Embedding Model Rubric
task_fitness.embedding is a curated 0–1 score per embedding model stored in src/data/bearing-registry.json. It feeds the "quality" factor for task_type = 'embedding' recommendations.
How embedding quality is scored
Unlike chat models, embedding model quality is anchored to a single external leaderboard: MTEB (Massive Text Embedding Benchmark) — a standardised suite of 56+ retrieval, STS, classification, and clustering tasks.

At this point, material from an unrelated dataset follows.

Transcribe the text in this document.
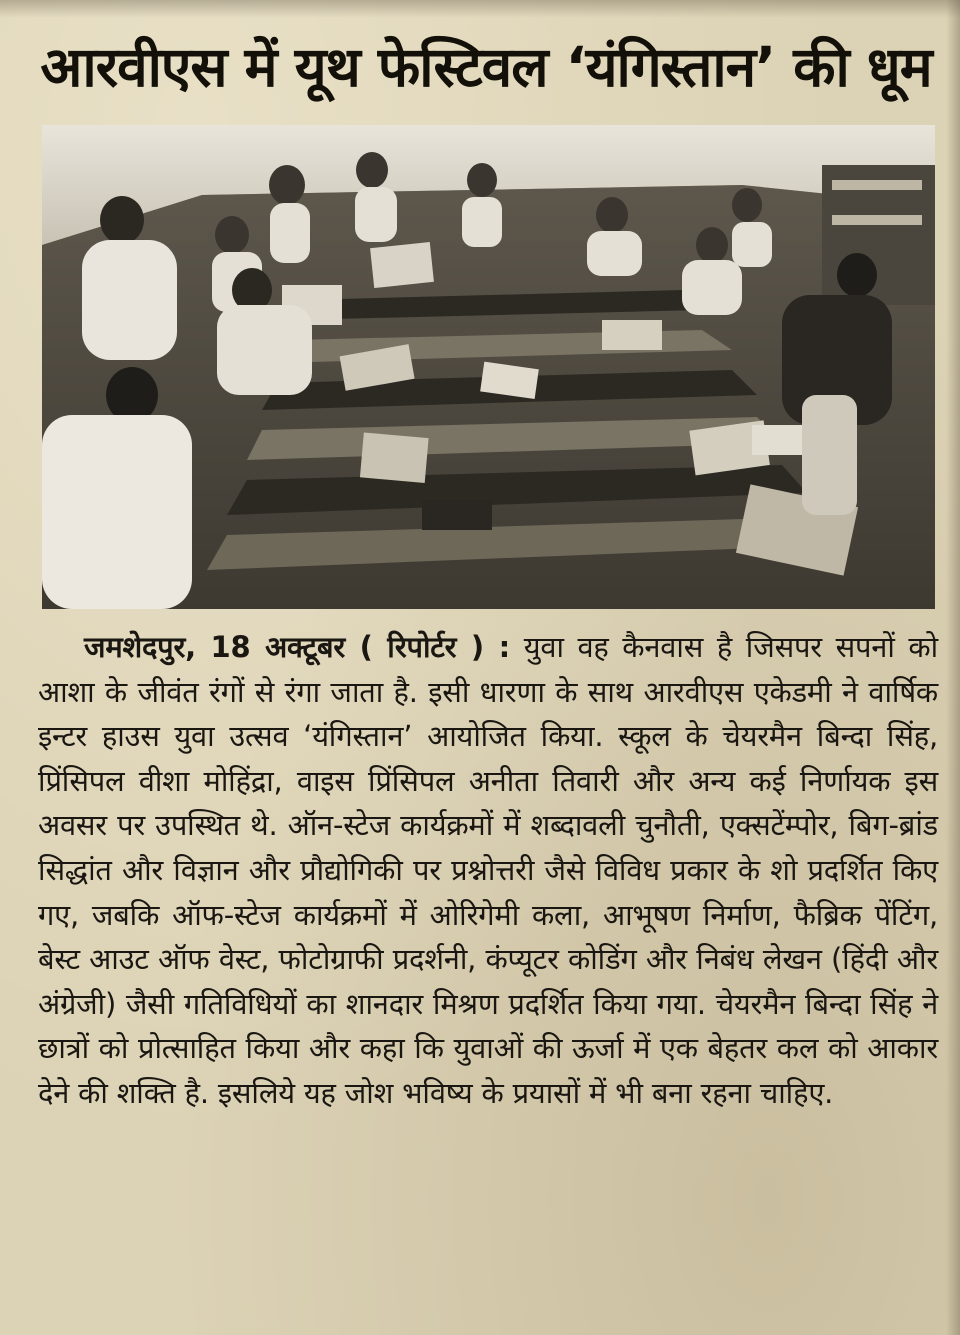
आरवीएस में यूथ फेस्टिवल ‘यंगिस्तान’ की धूम
जमशेदपुर, 18 अक्टूबर ( रिपोर्टर ) : युवा वह कैनवास है जिसपर सपनों को आशा के जीवंत रंगों से रंगा जाता है. इसी धारणा के साथ आरवीएस एकेडमी ने वार्षिक इन्टर हाउस युवा उत्सव ‘यंगिस्तान’ आयोजित किया. स्कूल के चेयरमैन बिन्दा सिंह, प्रिंसिपल वीशा मोहिंद्रा, वाइस प्रिंसिपल अनीता तिवारी और अन्य कई निर्णायक इस अवसर पर उपस्थित थे. ऑन-स्टेज कार्यक्रमों में शब्दावली चुनौती, एक्सटेंम्पोर, बिग-ब्रांड सिद्धांत और विज्ञान और प्रौद्योगिकी पर प्रश्नोत्तरी जैसे विविध प्रकार के शो प्रदर्शित किए गए, जबकि ऑफ-स्टेज कार्यक्रमों में ओरिगेमी कला, आभूषण निर्माण, फैब्रिक पेंटिंग, बेस्ट आउट ऑफ वेस्ट, फोटोग्राफी प्रदर्शनी, कंप्यूटर कोडिंग और निबंध लेखन (हिंदी और अंग्रेजी) जैसी गतिविधियों का शानदार मिश्रण प्रदर्शित किया गया. चेयरमैन बिन्दा सिंह ने छात्रों को प्रोत्साहित किया और कहा कि युवाओं की ऊर्जा में एक बेहतर कल को आकार देने की शक्ति है. इसलिये यह जोश भविष्य के प्रयासों में भी बना रहना चाहिए.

We use the MTEB Overall average as a proxy for general-purpose embedding quality.
Score anchors
| Range | Meaning | Example |
|---|---|---|
| 0.90–1.00 | Best-in-class MTEB; flagship precision retrieval | voyage-3-large (MTEB ~73) |
| 0.80–0.89 | Strong; excellent for most production retrieval | openai-embed-3-large, cohere-embed-v4 |
| 0.70–0.79 | Balanced; good retrieval with lower cost or latency | openai-embed-3-small, bge-m3 |
| 0.60–0.69 | Budget / local; fine for semantic similarity | voyage-3-lite, nomic-embed-v2 |
| <0.60 | Niche or outdated; avoid for new builds | — |
Normalisation
Raw MTEB Overall scores are normalised linearly within the embedding-model cohort using min-max scaling. The current cohort min is ~62 and max is ~73, so a small absolute difference translates to a larger normalised score difference.
The BENCHMARK_BLEND environment variable (default 0) controls how much weight the ingest score gets vs the curated value. A blend of 0.3–0.5 is reasonable once the cohort grows to 20+ models.
When to pick embedding vs similar task types
| Situation | Pick |
|---|---|
| You need to store text as vectors for semantic search or retrieval | embedding |
| You need to extract structured fields from a document | extract — produces structured text, not vectors |
| You need to answer a question using retrieved context | research or qa — the retrieval layer uses embeddings, but the LLM stage is research/qa |
| Your pipeline has an "index documents" stage | embedding — even if the downstream stage is summarise or qa |
Model class routing
The model_class field (values: "chat", "embedding") gates which models appear in results:
- Tasks with
task_type = 'embedding'hard-reject allmodel_class = 'chat'models (reason = 'wrong_class'). - All other task types hard-reject
model_class = 'embedding'models. - Class routing runs before capability gates (vision, tools, etc.), so the rejection reason for a cross-class pair is always
wrong_class.
Local / open-weight embedding models
The three open-weight embedding models in the registry (bge-m3, nomic-embed-v2-moe, gte-qwen2-7b) carry local_info entries listing recommended hardware tiers. They can be served with Ollama, llama.cpp, or the sentence-transformers library.
Benchmark source
Muennighoff, N., Tazi, N., Magne, L., & Reimers, N. (2023). MTEB: Massive Text Embedding Benchmark. arXiv:2210.07316. MIT Licence.
MTEB results are published as mteb/results on Hugging Face Hub. Scores cited per-model are taken from the model card or official leaderboard submission. Ingest script: scripts/ingest-mteb.ts.